Death Valley Journal Entry

Journal Entry
30 March 2001
Texas Spring Campground
Furnace Creek, Death Valley NP

The sun is getting ready to set…Hot today, in the mid 90s.  A slight breeze blows from the south, a nice cooling effect to the constant sun from the west…The sun sits about an inch and a half off the peak…Lips are chapped a bit.


The name “Death Valley” conjures up images of a place of intense heat, sand, no water and pure desolation.  Some even say that if there is a hell on earth, Death Valley may just be the place.

Gold-seeking forty-niners would agree with this assessment, as many found their destiny there.

But there is more to this jewel of the Mojave Desert. 

We arrived on Friday afternoon via the road that passes by Telescope Peak.  The peak was still snow-covered above the 10,000 foot level.  Even in the hot desert, winter can bring snow capped mountains.

On Saturday morning we checked out Badwater.  At 282 feet below sea level, it is the lowest terrestial point in the Western Hemisphere.  We learned of the Badwater snails, a species that exists in the small puddles of water on the salt flat.  We walked out on the flat and took in the expanse of the valley, peaks rising to the far west and the near east of us.

Back in the car, we headed to Artist’s Palette.  A winding, narrow road leads to a point on the rocky foothills that emanates soft colors of green, purple, yellow, red, blue and orange.  The colors are little more than mineral deposits.

We completed the one-way Artist’s Drive and went around for a second time.  This time we unhitched the mountain bike from the rack.  I rode the narrow, blind curves and twisting hills with my first ever car shuttle following behind me.

We placed the bike back on the rack and headed for Golden Canyon. 

The brochure at the trailhead describes Golden Canyon as “a fascinating showcase of the effects of water in an arid land.”

We walked the interpretive trail and learned the geologic history of the canyon.  In short, we learned that more than five million years ago a lake had existed where we were standing and that the rocks have been fractured, faulted and folded since then, providing their current appearance. 

Also, we took in the “showcase” sites named Red Cathedral–a red rock cliff of unparalled beauty–and Manly Beacon–an immense golden rock reaching high above the canyon.

At the trail’s end, we decided to take the connecting trail over to Zabriskie Point, a photographer’s dream.  Along the way we hiked through hills of intense yellow.  We photographed and hoped that the neopolitan ice-cream colors of a different set of hills would come out.  We stood in awe of nature when we came to a vista of more intense yellow bisected by a deep contrasting ash black, dry river bed.

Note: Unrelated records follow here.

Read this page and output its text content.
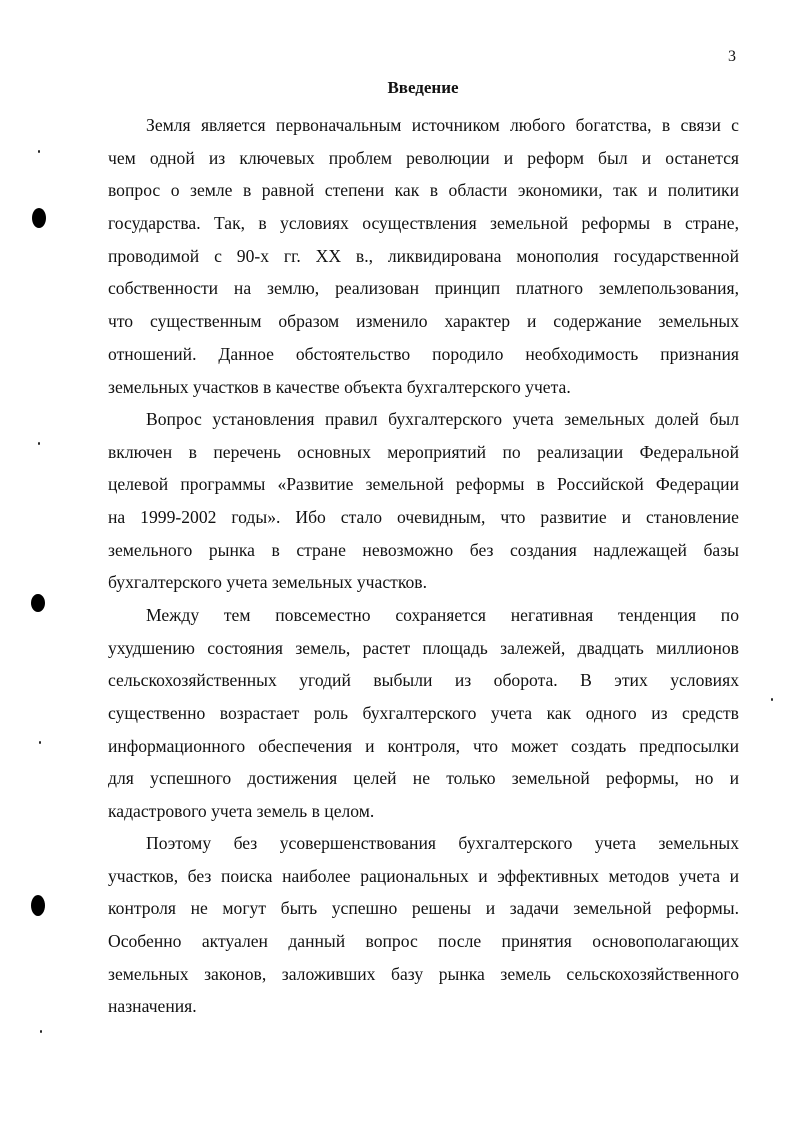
3
Введение
Земля является первоначальным источником любого богатства, в связи с
чем одной из ключевых проблем революции и реформ был и останется
вопрос о земле в равной степени как в области экономики, так и политики
государства. Так, в условиях осуществления земельной реформы в стране,
проводимой с 90-х гг. XX в., ликвидирована монополия государственной
собственности на землю, реализован принцип платного землепользования,
что существенным образом изменило характер и содержание земельных
отношений. Данное обстоятельство породило необходимость признания
земельных участков в качестве объекта бухгалтерского учета.
Вопрос установления правил бухгалтерского учета земельных долей был
включен в перечень основных мероприятий по реализации Федеральной
целевой программы «Развитие земельной реформы в Российской Федерации
на 1999-2002 годы». Ибо стало очевидным, что развитие и становление
земельного рынка в стране невозможно без создания надлежащей базы
бухгалтерского учета земельных участков.
Между тем повсеместно сохраняется негативная тенденция по
ухудшению состояния земель, растет площадь залежей, двадцать миллионов
сельскохозяйственных угодий выбыли из оборота. В этих условиях
существенно возрастает роль бухгалтерского учета как одного из средств
информационного обеспечения и контроля, что может создать предпосылки
для успешного достижения целей не только земельной реформы, но и
кадастрового учета земель в целом.
Поэтому без усовершенствования бухгалтерского учета земельных
участков, без поиска наиболее рациональных и эффективных методов учета и
контроля не могут быть успешно решены и задачи земельной реформы.
Особенно актуален данный вопрос после принятия основополагающих
земельных законов, заложивших базу рынка земель сельскохозяйственного
назначения.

We moved on to the Point and rested for a few minutes before deciding that the bus loads of tourists were too much for our liking.  We meandered down the hill to the dry river bed.  We took Gower Gulch back to the car, the highlight being a short bouldering session over what was at one time a cascading waterfall.

Tired and seeking a cool drink, we headed to the nearest gas station.  Along the way we passed by the famous sand dunes and the lesser known Devil’s Cornfield, an eerie field of wind and sand created hummocks of arrowweed.

On the way home, we watched the setting sun paint the Panamint Mountains rose and purple.  We talked of our dreams.  We talked of our lives.